Ha fatto pace con il presidente Emiliano?
«Ci siamo parlati».
La gestione della xylella resta difficile, anche a 10 anni di distanza. Le associazioni agricole, in questi giorni, sono tornate a chiedere la nomina di un commissario. Se la chiamassero, accetterebbe di nuovo l’incarico?
«Sì, ma solo a ben altre condizioni, cosi come si fa nei Paesi civili. Gli olivicoltori baresi sono molto preoccupati dell’avanzamento della xylella, il loro futuro è in pericolo, hanno bisogno di aiuto e per poterli aiutare è necessario un fronte comune con una struttura capace ed efficiente. 
Crede che la batteriosi in Puglia possa essere sconfitta?

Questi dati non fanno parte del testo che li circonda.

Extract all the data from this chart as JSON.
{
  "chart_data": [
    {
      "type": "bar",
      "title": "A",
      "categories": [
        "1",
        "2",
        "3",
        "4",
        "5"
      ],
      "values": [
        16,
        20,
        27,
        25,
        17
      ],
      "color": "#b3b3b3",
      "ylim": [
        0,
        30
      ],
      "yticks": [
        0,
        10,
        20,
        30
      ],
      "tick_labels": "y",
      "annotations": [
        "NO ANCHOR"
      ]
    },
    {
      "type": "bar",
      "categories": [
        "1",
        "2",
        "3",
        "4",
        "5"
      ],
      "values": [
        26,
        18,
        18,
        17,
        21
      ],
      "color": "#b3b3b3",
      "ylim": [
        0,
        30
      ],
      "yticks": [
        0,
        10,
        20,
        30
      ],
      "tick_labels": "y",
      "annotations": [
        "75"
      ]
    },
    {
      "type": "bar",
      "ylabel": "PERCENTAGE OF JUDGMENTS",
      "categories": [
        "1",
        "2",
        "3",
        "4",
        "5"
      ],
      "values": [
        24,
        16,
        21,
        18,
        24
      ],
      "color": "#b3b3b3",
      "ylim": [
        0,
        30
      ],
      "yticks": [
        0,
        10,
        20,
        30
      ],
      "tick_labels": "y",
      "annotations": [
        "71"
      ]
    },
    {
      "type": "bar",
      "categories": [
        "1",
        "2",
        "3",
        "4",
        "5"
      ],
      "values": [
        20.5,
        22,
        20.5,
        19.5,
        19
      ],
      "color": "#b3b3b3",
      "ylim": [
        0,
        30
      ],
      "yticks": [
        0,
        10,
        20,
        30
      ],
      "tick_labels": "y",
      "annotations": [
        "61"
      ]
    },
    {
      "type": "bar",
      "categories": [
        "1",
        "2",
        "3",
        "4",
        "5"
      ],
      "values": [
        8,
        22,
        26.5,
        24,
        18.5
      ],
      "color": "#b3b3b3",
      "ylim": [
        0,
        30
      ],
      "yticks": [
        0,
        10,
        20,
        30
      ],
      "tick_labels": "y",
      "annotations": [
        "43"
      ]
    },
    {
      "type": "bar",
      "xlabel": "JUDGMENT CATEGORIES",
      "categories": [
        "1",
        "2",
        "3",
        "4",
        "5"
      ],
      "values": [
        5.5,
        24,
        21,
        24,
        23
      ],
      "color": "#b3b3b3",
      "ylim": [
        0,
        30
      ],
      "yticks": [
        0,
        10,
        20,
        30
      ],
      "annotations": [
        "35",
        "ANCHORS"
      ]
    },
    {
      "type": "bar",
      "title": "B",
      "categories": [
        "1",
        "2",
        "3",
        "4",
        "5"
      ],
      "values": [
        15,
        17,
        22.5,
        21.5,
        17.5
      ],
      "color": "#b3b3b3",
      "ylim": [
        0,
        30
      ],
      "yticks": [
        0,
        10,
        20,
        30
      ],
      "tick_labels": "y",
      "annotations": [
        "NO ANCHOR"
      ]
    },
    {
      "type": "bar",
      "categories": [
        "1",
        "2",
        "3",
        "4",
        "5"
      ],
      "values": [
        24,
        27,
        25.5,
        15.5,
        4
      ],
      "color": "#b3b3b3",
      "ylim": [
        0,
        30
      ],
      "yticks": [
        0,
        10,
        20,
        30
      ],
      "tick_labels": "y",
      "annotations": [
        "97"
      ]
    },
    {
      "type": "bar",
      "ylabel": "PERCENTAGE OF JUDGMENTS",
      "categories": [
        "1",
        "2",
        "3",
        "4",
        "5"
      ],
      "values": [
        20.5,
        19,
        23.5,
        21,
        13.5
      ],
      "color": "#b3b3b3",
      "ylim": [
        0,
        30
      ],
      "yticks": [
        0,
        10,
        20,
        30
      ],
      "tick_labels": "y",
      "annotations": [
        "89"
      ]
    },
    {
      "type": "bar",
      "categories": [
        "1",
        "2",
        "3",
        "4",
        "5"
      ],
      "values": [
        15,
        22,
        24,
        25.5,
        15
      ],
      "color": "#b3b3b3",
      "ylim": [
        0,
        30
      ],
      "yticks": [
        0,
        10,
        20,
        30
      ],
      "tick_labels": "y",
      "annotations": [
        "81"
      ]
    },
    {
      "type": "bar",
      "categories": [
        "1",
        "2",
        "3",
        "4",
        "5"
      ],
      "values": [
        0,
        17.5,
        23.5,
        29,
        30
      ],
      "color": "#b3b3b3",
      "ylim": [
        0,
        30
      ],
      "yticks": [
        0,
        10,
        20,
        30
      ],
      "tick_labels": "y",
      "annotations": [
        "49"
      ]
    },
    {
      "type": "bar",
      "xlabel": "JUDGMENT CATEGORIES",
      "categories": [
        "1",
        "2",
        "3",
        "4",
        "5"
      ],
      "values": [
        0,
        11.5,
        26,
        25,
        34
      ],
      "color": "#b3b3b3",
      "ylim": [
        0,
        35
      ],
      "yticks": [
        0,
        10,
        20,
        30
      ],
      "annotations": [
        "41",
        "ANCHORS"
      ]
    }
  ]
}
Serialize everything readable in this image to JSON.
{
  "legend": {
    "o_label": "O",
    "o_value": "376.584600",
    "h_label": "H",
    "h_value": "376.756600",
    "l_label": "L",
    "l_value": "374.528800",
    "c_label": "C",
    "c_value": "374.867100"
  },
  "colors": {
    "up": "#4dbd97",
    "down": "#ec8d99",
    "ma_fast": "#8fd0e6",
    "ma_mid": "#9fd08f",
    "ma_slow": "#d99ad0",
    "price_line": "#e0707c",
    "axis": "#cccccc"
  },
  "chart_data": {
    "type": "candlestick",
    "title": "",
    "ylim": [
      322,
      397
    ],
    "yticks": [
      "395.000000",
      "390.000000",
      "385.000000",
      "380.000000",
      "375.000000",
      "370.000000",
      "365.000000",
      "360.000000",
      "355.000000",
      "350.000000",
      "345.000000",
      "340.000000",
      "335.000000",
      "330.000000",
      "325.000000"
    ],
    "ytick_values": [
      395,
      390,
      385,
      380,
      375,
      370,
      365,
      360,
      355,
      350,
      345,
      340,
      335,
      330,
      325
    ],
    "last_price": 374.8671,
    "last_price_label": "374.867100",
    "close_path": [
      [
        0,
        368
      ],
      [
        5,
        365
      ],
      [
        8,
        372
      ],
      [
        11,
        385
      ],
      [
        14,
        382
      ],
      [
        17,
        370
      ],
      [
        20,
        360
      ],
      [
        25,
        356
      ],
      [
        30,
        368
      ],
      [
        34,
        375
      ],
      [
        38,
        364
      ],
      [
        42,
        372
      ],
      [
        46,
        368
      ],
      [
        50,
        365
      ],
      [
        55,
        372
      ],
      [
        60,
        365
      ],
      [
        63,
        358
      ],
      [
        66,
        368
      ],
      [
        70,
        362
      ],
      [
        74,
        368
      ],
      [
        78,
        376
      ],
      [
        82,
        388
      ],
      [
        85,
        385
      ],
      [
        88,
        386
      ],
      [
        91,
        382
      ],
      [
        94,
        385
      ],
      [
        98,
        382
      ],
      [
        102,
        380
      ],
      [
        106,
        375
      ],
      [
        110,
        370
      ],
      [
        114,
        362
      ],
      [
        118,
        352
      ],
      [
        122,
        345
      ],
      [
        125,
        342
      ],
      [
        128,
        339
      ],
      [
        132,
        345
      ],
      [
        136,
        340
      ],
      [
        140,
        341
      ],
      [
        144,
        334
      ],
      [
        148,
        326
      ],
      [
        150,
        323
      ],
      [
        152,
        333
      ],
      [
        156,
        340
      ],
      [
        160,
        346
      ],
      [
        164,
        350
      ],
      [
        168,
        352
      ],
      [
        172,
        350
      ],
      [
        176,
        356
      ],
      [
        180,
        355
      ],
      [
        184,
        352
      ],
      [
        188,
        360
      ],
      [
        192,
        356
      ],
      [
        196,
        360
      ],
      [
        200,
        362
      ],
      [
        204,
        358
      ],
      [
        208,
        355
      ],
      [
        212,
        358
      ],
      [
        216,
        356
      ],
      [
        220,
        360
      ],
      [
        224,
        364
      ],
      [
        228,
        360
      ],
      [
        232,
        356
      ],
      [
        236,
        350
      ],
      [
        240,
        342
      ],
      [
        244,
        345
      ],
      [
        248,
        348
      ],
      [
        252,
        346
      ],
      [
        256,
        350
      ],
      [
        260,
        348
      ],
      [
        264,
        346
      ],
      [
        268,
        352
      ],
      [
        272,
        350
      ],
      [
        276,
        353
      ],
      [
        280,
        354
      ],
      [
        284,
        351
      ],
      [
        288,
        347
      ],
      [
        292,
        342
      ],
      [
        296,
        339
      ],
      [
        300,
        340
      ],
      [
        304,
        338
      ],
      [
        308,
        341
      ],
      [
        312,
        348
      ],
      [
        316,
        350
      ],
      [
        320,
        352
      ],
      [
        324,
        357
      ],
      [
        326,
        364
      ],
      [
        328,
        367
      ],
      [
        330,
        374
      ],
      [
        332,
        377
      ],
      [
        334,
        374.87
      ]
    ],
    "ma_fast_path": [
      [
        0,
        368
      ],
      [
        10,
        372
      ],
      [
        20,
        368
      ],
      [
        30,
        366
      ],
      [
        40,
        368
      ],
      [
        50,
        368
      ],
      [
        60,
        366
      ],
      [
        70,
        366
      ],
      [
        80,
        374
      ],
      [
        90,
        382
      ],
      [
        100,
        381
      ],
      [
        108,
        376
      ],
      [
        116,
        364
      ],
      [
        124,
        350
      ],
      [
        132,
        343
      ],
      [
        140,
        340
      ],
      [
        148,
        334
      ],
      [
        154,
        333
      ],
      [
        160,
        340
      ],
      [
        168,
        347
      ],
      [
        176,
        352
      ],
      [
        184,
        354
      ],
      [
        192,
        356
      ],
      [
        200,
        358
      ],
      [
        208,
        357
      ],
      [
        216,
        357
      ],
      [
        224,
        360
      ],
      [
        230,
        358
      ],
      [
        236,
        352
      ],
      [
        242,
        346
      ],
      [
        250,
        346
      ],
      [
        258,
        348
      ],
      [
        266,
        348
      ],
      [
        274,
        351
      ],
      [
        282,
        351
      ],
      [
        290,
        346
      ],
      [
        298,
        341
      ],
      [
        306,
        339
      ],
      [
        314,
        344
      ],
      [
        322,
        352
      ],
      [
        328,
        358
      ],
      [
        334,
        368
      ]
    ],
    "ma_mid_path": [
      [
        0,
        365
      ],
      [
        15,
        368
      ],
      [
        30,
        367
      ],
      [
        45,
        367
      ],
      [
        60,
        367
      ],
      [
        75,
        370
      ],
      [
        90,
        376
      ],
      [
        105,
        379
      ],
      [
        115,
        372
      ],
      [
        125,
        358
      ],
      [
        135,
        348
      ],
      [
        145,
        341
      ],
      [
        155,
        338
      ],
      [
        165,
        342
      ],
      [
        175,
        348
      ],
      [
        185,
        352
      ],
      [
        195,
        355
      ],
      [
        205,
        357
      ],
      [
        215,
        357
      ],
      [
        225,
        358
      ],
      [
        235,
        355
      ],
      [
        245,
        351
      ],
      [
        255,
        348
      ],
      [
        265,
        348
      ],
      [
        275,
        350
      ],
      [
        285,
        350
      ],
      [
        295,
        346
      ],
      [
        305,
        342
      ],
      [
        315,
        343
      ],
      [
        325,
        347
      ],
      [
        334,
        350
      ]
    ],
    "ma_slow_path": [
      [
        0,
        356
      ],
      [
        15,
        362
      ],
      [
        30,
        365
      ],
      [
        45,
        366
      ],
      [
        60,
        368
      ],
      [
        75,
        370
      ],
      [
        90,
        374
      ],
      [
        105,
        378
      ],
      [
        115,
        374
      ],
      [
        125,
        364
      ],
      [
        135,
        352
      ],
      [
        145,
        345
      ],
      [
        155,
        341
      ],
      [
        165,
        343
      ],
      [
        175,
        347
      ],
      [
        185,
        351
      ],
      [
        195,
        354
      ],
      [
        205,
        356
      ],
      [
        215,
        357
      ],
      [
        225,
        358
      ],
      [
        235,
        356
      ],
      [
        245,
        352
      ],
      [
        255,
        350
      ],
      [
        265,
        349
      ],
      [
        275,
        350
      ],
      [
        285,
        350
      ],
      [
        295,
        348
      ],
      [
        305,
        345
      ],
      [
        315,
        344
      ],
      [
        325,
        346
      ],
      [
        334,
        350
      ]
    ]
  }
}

«Temo di no, nel mio Piano c’erano i presupposti per farlo, lo dimostra il caso recente del focolaio di Canosa, dove il batterio della xylella è stato repentinamente eradicato e sconfitto. Io avevo individuato una trincea di dieci chilometri tra l’Adriatico e lo Jonio, oltre la quale il batterio non sarebbe dovuto passare. Poi sappiamo tutti com’è andata. Confido molto negli studiosi che continuano incessantemente il loro lavoro nella ricerca».
Tornasse indietro, cosa non rifarebbe?
«Rifarei tutto quello che ho fatto.

Ho solo agito rispettando la legge. Quanto accaduto ormai fa parte della storia, spero sia di monito per il futuro».